Mayor Patrick Rosenello said with the city being an island it is "unrealistic," to have lifeguards at every place a person could swim. He said the area where the signs have been installed is a popular location for fishing or to launch kayaks or other watercraft, but that it is not where people should be swimming, especially without lifeguards present.

The signs say "Unprotected beach. Sudden drop-off" and "Deadly currents. Real risk of drowning."

The family of George Bradley Smith, a 54-year-old man who drowned in 2012, is seeking to close that area of the beach where two other people also drowned in 2009.

Smith was walking near 2nd Street and Ocean Avenue when the sand "dropped off."

Rosenello said the lawsuit was not the direct cause of the new signage but added, "I'd be lying if I said it wasn't on our mind."

Saying that the safety of swimmers is very important, Rosenello believes the lawyers for Smith's family are "clouding the message" about swimming in the ocean.

"The Atlantic Ocean is a wilderness," he said. "It's inherently a place where you have to be cautious."

The mayor added, "We do provide limited guarded areas where we feel that it can be a safe place to enter the ocean if you follow the rules and regulations."

People who swim where there are no lifeguards, Rosenello said, "are taking your life into your own hands."

Lifeguards are not a guarantee of safety but the mayor said "The vast majority of drownings have occurred after hours on beaches that otherwise are guarded.

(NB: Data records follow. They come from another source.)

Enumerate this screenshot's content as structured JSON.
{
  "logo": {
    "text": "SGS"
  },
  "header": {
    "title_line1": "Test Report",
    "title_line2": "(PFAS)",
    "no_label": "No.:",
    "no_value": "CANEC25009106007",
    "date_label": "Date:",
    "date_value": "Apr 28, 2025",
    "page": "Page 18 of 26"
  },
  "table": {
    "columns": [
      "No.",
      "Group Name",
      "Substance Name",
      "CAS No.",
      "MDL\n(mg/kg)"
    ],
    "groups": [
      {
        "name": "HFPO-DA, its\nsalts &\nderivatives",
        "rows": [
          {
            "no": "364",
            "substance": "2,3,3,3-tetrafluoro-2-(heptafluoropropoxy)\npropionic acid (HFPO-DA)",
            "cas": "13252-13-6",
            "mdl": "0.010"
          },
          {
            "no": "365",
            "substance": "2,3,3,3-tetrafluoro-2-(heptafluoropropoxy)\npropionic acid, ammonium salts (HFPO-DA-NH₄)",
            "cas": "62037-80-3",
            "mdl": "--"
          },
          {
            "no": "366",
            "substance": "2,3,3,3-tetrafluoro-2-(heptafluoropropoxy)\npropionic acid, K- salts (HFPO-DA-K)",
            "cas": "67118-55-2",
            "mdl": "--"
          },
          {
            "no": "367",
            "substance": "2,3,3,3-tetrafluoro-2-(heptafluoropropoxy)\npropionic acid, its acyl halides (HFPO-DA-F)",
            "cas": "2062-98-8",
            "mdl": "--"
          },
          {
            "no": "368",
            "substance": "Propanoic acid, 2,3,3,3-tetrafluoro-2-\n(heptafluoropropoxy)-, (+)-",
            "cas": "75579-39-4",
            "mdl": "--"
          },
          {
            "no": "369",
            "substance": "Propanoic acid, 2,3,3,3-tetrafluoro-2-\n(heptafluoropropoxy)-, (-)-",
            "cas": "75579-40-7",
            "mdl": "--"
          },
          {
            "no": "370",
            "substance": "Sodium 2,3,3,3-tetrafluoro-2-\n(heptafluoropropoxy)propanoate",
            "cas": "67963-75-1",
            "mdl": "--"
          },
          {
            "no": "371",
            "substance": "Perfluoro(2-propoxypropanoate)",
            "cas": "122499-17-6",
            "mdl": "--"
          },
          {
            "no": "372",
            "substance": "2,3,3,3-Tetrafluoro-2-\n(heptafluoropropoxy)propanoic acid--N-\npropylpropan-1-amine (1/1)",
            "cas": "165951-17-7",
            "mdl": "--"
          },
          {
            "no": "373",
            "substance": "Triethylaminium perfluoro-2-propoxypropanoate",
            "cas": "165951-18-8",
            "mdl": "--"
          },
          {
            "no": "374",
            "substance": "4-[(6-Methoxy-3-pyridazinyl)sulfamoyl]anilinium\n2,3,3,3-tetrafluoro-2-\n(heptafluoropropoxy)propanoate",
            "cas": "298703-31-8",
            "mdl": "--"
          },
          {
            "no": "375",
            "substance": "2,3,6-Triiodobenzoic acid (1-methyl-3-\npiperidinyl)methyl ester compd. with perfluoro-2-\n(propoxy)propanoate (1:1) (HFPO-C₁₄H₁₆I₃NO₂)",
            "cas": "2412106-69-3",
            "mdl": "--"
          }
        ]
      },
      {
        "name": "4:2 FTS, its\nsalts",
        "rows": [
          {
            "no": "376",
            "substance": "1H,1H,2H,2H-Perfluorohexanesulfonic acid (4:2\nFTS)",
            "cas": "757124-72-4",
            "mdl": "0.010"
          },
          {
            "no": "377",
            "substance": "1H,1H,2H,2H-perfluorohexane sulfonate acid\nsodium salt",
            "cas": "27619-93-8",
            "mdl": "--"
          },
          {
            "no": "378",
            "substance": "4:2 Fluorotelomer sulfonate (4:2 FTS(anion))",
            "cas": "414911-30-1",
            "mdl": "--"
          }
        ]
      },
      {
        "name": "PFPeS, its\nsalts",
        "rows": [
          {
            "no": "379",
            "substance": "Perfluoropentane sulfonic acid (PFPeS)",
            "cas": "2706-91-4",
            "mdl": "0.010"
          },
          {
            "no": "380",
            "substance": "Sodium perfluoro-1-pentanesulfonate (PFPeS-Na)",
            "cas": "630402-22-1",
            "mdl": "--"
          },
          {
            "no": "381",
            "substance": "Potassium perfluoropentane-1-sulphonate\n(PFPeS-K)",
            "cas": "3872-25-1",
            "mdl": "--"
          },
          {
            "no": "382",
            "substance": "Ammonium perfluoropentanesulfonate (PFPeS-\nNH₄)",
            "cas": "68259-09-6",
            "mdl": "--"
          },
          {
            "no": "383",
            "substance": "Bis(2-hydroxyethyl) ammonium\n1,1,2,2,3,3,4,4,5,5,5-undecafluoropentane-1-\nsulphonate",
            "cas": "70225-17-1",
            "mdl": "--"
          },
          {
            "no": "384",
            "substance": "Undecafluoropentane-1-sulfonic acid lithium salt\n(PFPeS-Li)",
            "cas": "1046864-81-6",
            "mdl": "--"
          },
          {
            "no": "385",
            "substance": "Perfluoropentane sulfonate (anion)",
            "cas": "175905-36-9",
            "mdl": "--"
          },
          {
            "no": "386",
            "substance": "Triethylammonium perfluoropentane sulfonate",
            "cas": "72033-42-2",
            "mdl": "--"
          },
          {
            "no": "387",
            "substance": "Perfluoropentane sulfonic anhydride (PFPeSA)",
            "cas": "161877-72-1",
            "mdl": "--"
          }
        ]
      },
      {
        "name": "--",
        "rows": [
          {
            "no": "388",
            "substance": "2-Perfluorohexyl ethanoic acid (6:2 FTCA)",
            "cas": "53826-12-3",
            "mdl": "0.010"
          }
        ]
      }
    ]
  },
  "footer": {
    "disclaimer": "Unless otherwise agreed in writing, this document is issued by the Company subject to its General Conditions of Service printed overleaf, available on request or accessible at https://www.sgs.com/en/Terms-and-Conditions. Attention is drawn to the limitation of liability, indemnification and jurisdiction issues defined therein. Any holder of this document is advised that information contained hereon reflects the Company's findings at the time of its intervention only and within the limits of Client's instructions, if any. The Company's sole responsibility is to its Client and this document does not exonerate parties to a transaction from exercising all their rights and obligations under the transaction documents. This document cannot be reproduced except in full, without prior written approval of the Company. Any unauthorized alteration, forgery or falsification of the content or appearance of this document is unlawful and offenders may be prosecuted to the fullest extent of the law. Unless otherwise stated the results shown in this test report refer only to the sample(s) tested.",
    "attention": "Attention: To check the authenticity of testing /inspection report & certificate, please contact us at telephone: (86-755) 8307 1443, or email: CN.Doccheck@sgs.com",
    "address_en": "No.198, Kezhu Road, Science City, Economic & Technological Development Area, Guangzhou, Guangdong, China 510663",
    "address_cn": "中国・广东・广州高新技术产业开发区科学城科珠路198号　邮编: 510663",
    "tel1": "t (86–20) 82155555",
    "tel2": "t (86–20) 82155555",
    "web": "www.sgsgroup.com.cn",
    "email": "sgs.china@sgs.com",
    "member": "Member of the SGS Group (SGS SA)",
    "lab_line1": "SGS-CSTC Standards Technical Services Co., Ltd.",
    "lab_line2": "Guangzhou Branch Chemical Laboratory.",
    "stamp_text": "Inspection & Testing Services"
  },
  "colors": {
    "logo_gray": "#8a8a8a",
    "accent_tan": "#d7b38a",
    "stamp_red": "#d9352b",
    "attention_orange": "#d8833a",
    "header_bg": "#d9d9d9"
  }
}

The facts don't back up the claims that the inlet area is inherently more dangerous."

For as much as the city wants to keep people safe, the mayor said there is only so much they can do to stop people from doing what they want.

"If you walk for 20 minutes in any direction you are going to encounter tidal waters," he said.

That can include areas like the beaches, jetties, and bulkheads. He said people asking for barriers to keep people away from what they perceive to be the dangerous areas are "physically impossible," and also not something people should want.

"Millions and millions and millions of people safely enjoy these natural areas," the mayor said.

"On this island it's been generations since someone has drowned on a guarded beach," the mayor said. "Unfortunately every single summer people die on unguarded beaches or guarded beaches after hours."